“My mind moves slowly,” said the Minister after a pause, during which the Vicar drew breath. “And often, when confronted in a hurry with an argument which I dislike but see no present way to controvert, I fall back for moral support on the tone of the disputant. . . . I have a feeling at this moment that you are in the wrong, somewhere and somehow, because you are talking like an angry man.”
“So my wife assured me, half an hour ago. . . . Then let me put it differently and with a sweet reasonableness. If this War be a Holy War, why may I not share actively in it? Or on what principle, if the military use of weapons be right for a layman, should it be wrong for a clergyman? What differentiates us?”
“In a vague way,” said the Minister, “I see that a great deal may differentiate you. Suppose, now, I were to ask what separates you from a layman, that you should have a right, which you deny him, to pronounce the Absolution. You will answer me, and in firm faith, that by a laying-on of hands you have inherited—in direct succession from the Apostles—a certain particular virtue. You know me well enough by this time to be sure that, while doubting your claim, I respect its sincerity. . . . It is a claim, at least, which has silently endured through some hundreds of generations of men, to reassert itself quietly, times and again, after many hundreds of accesses of human madness. . . . I do not press the validity of my mission, which derives what sanction it may merely from a general spiritual tradition of the race. But yours is special, you say; by it you are consecrated, separated, reserved. Then if you are reserved to absolve men of their sins, may you not be rightly reserved against sharing in their combats?”
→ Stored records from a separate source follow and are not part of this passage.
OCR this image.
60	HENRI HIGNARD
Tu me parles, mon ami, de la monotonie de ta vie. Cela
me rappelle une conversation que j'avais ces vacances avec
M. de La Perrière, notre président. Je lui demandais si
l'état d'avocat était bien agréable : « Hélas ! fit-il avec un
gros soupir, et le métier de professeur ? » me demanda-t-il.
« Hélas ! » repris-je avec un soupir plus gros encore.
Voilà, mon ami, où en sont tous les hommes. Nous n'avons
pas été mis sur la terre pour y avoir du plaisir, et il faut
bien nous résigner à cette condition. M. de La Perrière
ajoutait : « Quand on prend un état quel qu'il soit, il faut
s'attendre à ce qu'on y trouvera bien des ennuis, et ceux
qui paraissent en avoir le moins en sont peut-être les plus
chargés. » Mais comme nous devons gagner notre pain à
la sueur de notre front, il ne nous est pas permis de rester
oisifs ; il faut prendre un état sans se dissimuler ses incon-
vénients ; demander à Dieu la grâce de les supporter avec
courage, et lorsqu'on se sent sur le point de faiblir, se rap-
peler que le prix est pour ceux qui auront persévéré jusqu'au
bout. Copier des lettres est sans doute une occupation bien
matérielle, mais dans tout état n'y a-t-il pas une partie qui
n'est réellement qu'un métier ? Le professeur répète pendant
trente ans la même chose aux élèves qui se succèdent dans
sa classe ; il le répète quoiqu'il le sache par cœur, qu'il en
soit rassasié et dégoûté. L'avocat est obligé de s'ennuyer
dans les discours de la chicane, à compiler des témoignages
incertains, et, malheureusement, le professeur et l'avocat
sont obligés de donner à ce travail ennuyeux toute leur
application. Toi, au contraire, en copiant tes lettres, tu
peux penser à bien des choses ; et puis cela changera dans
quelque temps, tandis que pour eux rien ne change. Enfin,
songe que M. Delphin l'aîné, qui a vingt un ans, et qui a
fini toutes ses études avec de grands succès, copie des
“I am hot,” the Vicar acknowledged; “and in my heat the most I can manage is sarcasm. But I have the grace to hope that in process of time I shall acquire the sweeter temper of irony.”
A dull thud shook the atmosphere overhead, and was followed some four seconds later by another and louder reverberation. The two men, startled for a moment, smiled as they collected their thoughts. “That means security, not danger.”
“Gun-practice. We were warned of it by advertisement in this morning’s paper. A 9.4-inch gun, by the sound of it—and there goes another! A battle-cruiser at least!—Shall we walk out to the cliffs for a sight of her?”
CHAPTER XI.
THE THREE PILCHARDS.
“Boo-oom!” echoed Un’ Benny Rowett on the Quay, mocking the noise of the cannonade. “War—bloody war, my hearties! There goes a hundred pound o’ taxpayers’ money; an’ there go all our pilchards for this season, the most promisin’ in my recollection.”
“He’ll be tellin’ us,” suggested a humourist, “that the British Navy is firin’ on pilchards, in the hope there may be a submarine somewhere amongst ’em.”